A long time ago, Richard Bower grew up in a small Cornish village where the sky was dark and it was warm enough to sit outside and wonder where they came from. Today, he is Professor of Cosmology at Durham University. He works at the ICC, the Institute for Computational Cosmology, creating a virtual Universe with some of the world’s largest computers. This is clearly an almost impossible task, yet recently his simulations have taken a major step forward and are able to reproduce galaxies in the observed universe in remarkable detail.
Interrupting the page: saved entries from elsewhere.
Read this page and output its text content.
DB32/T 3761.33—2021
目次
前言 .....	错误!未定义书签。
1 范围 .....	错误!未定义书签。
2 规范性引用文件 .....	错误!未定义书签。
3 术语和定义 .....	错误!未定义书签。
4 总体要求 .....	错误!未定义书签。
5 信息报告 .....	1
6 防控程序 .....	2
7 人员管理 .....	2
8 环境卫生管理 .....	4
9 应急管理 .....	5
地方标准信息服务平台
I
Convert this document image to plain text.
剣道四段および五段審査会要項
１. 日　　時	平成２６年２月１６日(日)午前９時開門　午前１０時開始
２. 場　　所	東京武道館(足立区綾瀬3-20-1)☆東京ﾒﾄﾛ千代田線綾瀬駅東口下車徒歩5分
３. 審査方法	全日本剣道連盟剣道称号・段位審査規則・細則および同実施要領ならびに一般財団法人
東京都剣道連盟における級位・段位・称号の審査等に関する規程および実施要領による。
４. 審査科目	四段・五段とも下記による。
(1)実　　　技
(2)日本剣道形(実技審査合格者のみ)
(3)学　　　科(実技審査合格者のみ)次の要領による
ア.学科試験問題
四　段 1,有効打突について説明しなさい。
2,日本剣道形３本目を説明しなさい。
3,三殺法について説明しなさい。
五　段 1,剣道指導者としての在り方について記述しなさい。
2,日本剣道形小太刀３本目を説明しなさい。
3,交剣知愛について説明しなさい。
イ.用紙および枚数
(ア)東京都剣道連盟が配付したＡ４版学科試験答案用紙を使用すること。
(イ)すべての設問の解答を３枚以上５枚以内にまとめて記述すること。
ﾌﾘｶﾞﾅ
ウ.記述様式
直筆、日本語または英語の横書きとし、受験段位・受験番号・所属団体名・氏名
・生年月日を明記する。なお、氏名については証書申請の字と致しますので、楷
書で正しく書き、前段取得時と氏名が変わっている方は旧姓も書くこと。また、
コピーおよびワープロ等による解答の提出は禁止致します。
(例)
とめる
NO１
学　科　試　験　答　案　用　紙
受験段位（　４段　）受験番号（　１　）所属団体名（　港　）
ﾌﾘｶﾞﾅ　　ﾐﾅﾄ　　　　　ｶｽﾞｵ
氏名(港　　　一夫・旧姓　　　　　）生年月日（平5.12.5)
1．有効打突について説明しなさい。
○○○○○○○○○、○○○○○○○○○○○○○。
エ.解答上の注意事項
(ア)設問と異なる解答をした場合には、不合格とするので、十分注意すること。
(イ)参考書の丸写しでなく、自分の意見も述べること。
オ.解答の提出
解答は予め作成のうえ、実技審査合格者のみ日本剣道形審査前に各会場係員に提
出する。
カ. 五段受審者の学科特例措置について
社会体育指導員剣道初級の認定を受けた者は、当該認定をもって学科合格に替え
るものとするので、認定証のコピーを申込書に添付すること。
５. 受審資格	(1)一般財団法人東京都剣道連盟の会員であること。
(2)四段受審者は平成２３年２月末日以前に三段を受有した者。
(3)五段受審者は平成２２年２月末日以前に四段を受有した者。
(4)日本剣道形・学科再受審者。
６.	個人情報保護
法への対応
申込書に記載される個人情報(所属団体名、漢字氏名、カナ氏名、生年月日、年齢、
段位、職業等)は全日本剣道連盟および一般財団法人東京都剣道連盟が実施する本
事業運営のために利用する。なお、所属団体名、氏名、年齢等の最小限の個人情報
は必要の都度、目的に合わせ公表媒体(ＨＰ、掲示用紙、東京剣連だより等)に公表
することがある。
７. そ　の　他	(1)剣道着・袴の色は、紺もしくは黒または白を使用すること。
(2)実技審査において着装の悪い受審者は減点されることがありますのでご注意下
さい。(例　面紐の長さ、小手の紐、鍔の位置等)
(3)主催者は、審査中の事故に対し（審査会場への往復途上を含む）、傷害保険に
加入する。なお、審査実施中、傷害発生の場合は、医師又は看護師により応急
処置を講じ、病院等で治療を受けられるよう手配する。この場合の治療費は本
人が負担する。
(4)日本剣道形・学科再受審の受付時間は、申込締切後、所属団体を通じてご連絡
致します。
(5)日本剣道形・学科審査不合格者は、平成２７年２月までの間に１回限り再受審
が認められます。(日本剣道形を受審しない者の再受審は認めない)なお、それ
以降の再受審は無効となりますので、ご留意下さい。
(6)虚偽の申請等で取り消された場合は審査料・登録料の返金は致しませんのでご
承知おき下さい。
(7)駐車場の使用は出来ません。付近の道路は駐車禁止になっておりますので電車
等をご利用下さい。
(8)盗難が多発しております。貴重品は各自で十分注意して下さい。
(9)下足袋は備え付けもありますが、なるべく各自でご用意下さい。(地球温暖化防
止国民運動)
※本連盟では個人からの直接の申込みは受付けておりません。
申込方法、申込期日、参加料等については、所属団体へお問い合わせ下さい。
Professor Bower’s interests span observational and theoretical studies of galaxy formation. His research time is shared between observational and theoretical cosmology. In particular, he works on the formation and evolution of galaxies and clusters of galaxies. He is fascinated by the existence of galaxies and the ways in which they formed. Why is the night sky so full of stars? What has made the different types of galaxies so different from each other? He likes to speculate about what it would be like to live in a galaxy cluster.

After graduating with a First in Physics at Oxford, he completed his PhD thesis at the University of Durham and went on hold research positions in Munich and Edinburgh before returning to Durham as a lecturer. As well as teaching courses on Cosmology and Computing, he has lectured on topics as diverse as the Physics of Motorsport and, now, on Robert Grosseteste’s 13th century vision of the creation of the Universe, “De Luce”. Professor Bower leads the Intel Parallel Computing Centre at Durham, developing SWIFT, a revolutionary new approach to high-performance computing.